Sunday, April 10, 2022

(Dis)lodging in Arizona


Sometimes, the only thing left is strong, sharp yank in another direction. Upend the norm, find the opposite, find thoughts so different from your own that it glues your feet to the ground while your brain tries to grow those first, shaky, tendrils of neurons around something....else. Not you, but you in a different place. 

That was Arizona in March. 

The trip started as something else entirely. It was a Christmas present to my Chicago Cubs fan husband; we planned to fly out for a fast weekend at a spring training game-- eat a few hot dogs, drink a few beers, sunburn our pasty Midwestern flesh, and run back home to routine and some more winter. 

Major League Baseball had other plans. The players strike canceled the game. But instead of scrapping the trip altogether, we ended up stretching it out on either end, packing hiking shoes, renting a car, and heading out in multiple directions from our hotel room in Mesa. 

When you spend much of your childhood and adult life in the Midwest, it's difficult to comprehend land that has value apart from the economy of agriculture. Row upon row upon row of corn and soybeans tends to brainwash your mind into thinking that if land can't grow anything you can sell, it isn't worth much. "You can't eat the view," an old farmer once told me, about wasting land on flowers and trees. 

It's a little breathtaking, then, to have your fields of monoculture, your soil-factory sameness, stripped away just by taking a few hours and a plane ride into the desert, a place so different from the plains that it might as well be another planet-- agave and prickly pear instead of corn and soy, saguaro and cholla instead of trees. 

I had needed that planetary travel sensation, that strong sharp yank away from everything I knew at home, knew with a tiresome and fretful familiarity lately.
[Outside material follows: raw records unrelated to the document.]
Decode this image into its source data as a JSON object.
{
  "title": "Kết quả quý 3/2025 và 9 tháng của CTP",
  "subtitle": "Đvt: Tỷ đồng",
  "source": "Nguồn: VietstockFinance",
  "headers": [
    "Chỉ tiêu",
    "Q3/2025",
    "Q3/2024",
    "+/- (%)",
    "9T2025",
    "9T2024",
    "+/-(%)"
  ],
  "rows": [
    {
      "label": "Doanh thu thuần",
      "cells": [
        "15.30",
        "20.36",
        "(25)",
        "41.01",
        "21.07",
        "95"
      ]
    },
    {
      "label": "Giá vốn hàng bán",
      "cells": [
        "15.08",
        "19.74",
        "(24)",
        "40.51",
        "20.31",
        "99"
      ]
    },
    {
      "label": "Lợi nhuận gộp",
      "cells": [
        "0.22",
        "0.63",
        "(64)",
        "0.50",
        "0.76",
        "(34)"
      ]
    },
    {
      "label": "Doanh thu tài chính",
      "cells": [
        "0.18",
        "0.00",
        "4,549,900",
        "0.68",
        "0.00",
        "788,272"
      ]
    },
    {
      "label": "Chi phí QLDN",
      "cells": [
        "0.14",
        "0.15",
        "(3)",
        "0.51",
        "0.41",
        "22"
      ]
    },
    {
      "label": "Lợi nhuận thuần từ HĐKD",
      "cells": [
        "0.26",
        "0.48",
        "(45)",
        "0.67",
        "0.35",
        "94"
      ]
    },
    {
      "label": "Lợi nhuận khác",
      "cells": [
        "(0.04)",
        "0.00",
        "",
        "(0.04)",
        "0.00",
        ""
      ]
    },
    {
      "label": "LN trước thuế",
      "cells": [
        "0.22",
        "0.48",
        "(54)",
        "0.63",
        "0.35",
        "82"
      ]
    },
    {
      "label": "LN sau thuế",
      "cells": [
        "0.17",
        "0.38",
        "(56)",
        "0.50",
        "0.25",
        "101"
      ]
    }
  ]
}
Too much time handcuffed to a laptop for a job that is taking too much out of me. Too much time in my corner of the sofa. Too much time walking from bedroom to kitchen to mailbox to kitchen again, looking at my own walls and floors. I needed something to interrupt the sameness of the days. 

In Arizona the sky is sharp, and clear, and the sun will have its way with you. The first couple of days Tom and I both drank water to the point it seemed to take up all our time, even though the weather itself was not warm. We acclimated. We had drinks (not just the water kind) on warm patios. We didn't miss the baseball all that much.

I re-learned important stuff. I remembered that talking with my husband is one of my favorite things to do. I remembered that I get carsick and panicky on mountain highways. We discovered the passport stamp book for the U.S. National Park System, and I was in eight-year-old sticker book heaven, filling it up with all our visits to the state's parks and monuments. 

I learned what a fresh flour tortilla tastes like, made by a woman who quietly rolled and cooked them, one at a time, outside the Mission at Tumacácori National Historical Park. I had never had one that had not come out of a plastic bag at a grocery store. 

I learned that history has weight. At Casa Grande National Monument, there are the remains of a house made by Sonoran people in the 1200s, mysteriously constructed with openings to align with the solstice and the equinoxes. These people populated the Gila River Valley for milennia, and then abandoned their villages and farms for reasons archeologists do not know. There was heavy energy there, made up of grief, and a kind of long waiting. A raven circled high up above the whole. I learned later that O'Odham and Hopi tribes consider the builders of Casa Grande ancestors, and the site sacred. I believe them. 

Things I have been doing:

Reconsidering what work setting is meaningful, healthy, and productive while reading this New York Times article

Buying gladiolus bulbs, the much maligned "grandma flower" of the past. I love them BECAUSE they are a "grandma flower," and remind me of my own, who grew them in her garden. They're in bins near the front door of every hardware store everywhere right now, and each new variety has me buying just a few more. 

Reading The Victory Garden Cookbook, an out of print collection of recipes based on the PBS television show. It's out of print, and I recently scored a replacement copy of one that got lost. It's a combination how-to-grow, how-to-cook book of vegetables, and it's been a real nostalgia trip for me to read and re-discover.